I'll confess it struck me that way at first.
But perhaps you haven't been around much yet?"
Carol Boynton said: "We can't do very much because of Mother."
Mrs. Boynton explained: "A couple of hours' sightseeing is about all I can manage every day."
The stranger said heartily: "I think it's wonderful you manage to do all you do, Mrs. Boynton."
Mrs. Boynton gave a slow wheezy chuckle; it had an almost gloating sound.
"I don't give in to my body!
It's the mind that matters! Yes, it's the mind..." Her voice died away.
Gerard saw Raymond Boynton give a nervous jerk.
"Have you been to the Weeping Wall yet, Mr. Cope?" he asked.
"Why, yes, that was one of the first places I visited.
I hope to have done Jerusalem thoroughly in a couple more days and I'm letting them get me out an itinerary at Cook's so as to do the Holy Land thoroughly - Bethlehem, Nazareth, Tiberias, the Sea of Galilee. It's all going to be mighty interesting.
Then there's Jerash; there are some very interesting ruins there - Roman, you know.
And I'd very much like to have a look at the Rose Red City of Petra, a most remarkable natural phenomenon, I believe that is, and right off the beaten track; but it takes the best part of a week to get there and back and do it properly."
Carol said: "I'd love to go there. It sounds marvelous."

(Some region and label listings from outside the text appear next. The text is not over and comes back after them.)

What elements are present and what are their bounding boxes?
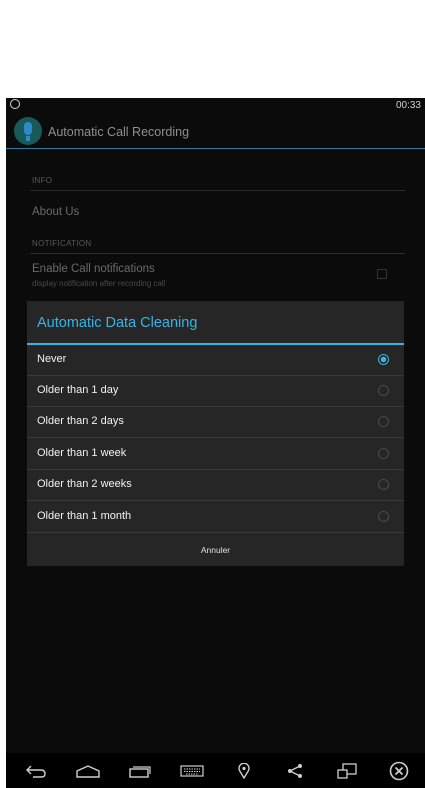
close-icon[interactable]: [379, 753, 419, 788]
option-label: Older than 1 week: [37, 447, 127, 459]
call-notifications-item[interactable]: Enable Call notifications display notifi…: [6, 263, 425, 293]
home-icon[interactable]: [68, 753, 108, 788]
option-label: Older than 1 month: [37, 510, 132, 522]
whatsapp-icon: [10, 99, 20, 109]
microphone-icon[interactable]: [14, 117, 42, 145]
status-time: 00:33: [395, 100, 421, 111]
keyboard-icon[interactable]: [172, 753, 212, 788]
radio-button[interactable]: [378, 448, 389, 459]
cancel-button[interactable]: Annuler: [27, 534, 404, 566]
option-label: Older than 1 day: [37, 384, 119, 396]
option-1-week[interactable]: Older than 1 week: [27, 439, 404, 470]
dialog-title: Automatic Data Cleaning: [37, 315, 198, 331]
location-icon[interactable]: [224, 753, 264, 788]
option-1-day[interactable]: Older than 1 day: [27, 376, 404, 407]
status-bar: 00:33: [6, 98, 425, 114]
share-icon[interactable]: [275, 753, 315, 788]
app-title: Automatic Call Recording: [48, 125, 190, 139]
action-bar: Automatic Call Recording: [6, 114, 425, 149]
call-notifications-checkbox[interactable]: [377, 269, 387, 279]
option-1-month[interactable]: Older than 1 month: [27, 502, 404, 533]
radio-button[interactable]: [378, 511, 389, 522]
phone-screen: 00:33 Automatic Call Recording INFO Abou…: [6, 98, 425, 788]
radio-button[interactable]: [378, 479, 389, 490]
option-label: Older than 2 days: [37, 415, 124, 427]
call-notifications-title: Enable Call notifications: [32, 263, 155, 275]
about-us-label: About Us: [32, 206, 80, 218]
call-notifications-summary: display notification after recording cal…: [32, 279, 166, 288]
data-cleaning-dialog: Automatic Data Cleaning Never Older than…: [27, 301, 404, 566]
option-never[interactable]: Never: [27, 345, 404, 376]
navigation-bar: [6, 753, 425, 788]
option-label: Never: [37, 353, 67, 365]
option-label: Older than 2 weeks: [37, 478, 132, 490]
divider: [30, 190, 405, 191]
divider: [30, 253, 405, 254]
radio-button[interactable]: [378, 416, 389, 427]
recent-apps-icon[interactable]: [120, 753, 160, 788]
screen-resize-icon[interactable]: [327, 753, 367, 788]
option-2-days[interactable]: Older than 2 days: [27, 407, 404, 438]
info-header: INFO: [32, 176, 53, 185]
back-icon[interactable]: [16, 753, 56, 788]
radio-button-selected[interactable]: [378, 354, 389, 365]
radio-button[interactable]: [378, 385, 389, 396]
notification-header: NOTIFICATION: [32, 239, 92, 248]
option-2-weeks[interactable]: Older than 2 weeks: [27, 470, 404, 501]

"Why I should say it was definitely worth seeing - yes, definitely worth seeing." Mr. Cope paused, shot a somewhat dubious glance at Mrs. Boynton, and then went on in a voice that to the listening Frenchman was palpably uncertain: "I wonder now if I couldn't persuade some of you people to come with me?
Naturally I know you couldn't manage it, Mrs. Boynton, and naturally some of your family would want to remain with you; but if you were to divide forces, so to speak - "
He paused. Gerard heard the even click of Mrs. Boynton's knitting needles.
Then she said: "I don't think we'd care to divide up. We're a very homey group." She looked up.
"Well, children, what do you say?"
There was a queer ring in her voice.
The answers came promptly:
"No, Mother."
"Oh, no."
"No, of course not."
Mrs. Boynton said, smiling that very odd smile of hers:
"You see - they won't leave me.
What about you, Nadine?
You didn't say anything."
"No, thank you, Mother, not unless Lennox cares about it."
Mrs. Boynton turned her head slowly towards her son.
"Well, Lennox, what about it; why don't you and Nadine go?
She seems to want to."
He started. Looked up.
"I - well - no, I - I think we'd better all stay together."
Mr. Cope said genially: "Well, you are a devoted family!" But something in his geniality rang a little hollow and forced.
"We keep to ourselves," said Mrs. Boynton. She began to wind up her ball of wool. "By the way, Raymond, who was that young woman who spoke to you just now?" Raymond started nervously.
He flushed, then went white.
"I - I don't know her name.
She - she was on the train the other night."
Mrs. Boynton began slowly to try and heave herself out of her chair.
"I don't think we'll have much to do with her," she said.
Nadine rose and assisted the old woman to struggle out of her chair.
She did it with a professional deftness that attracted Gerard's attention.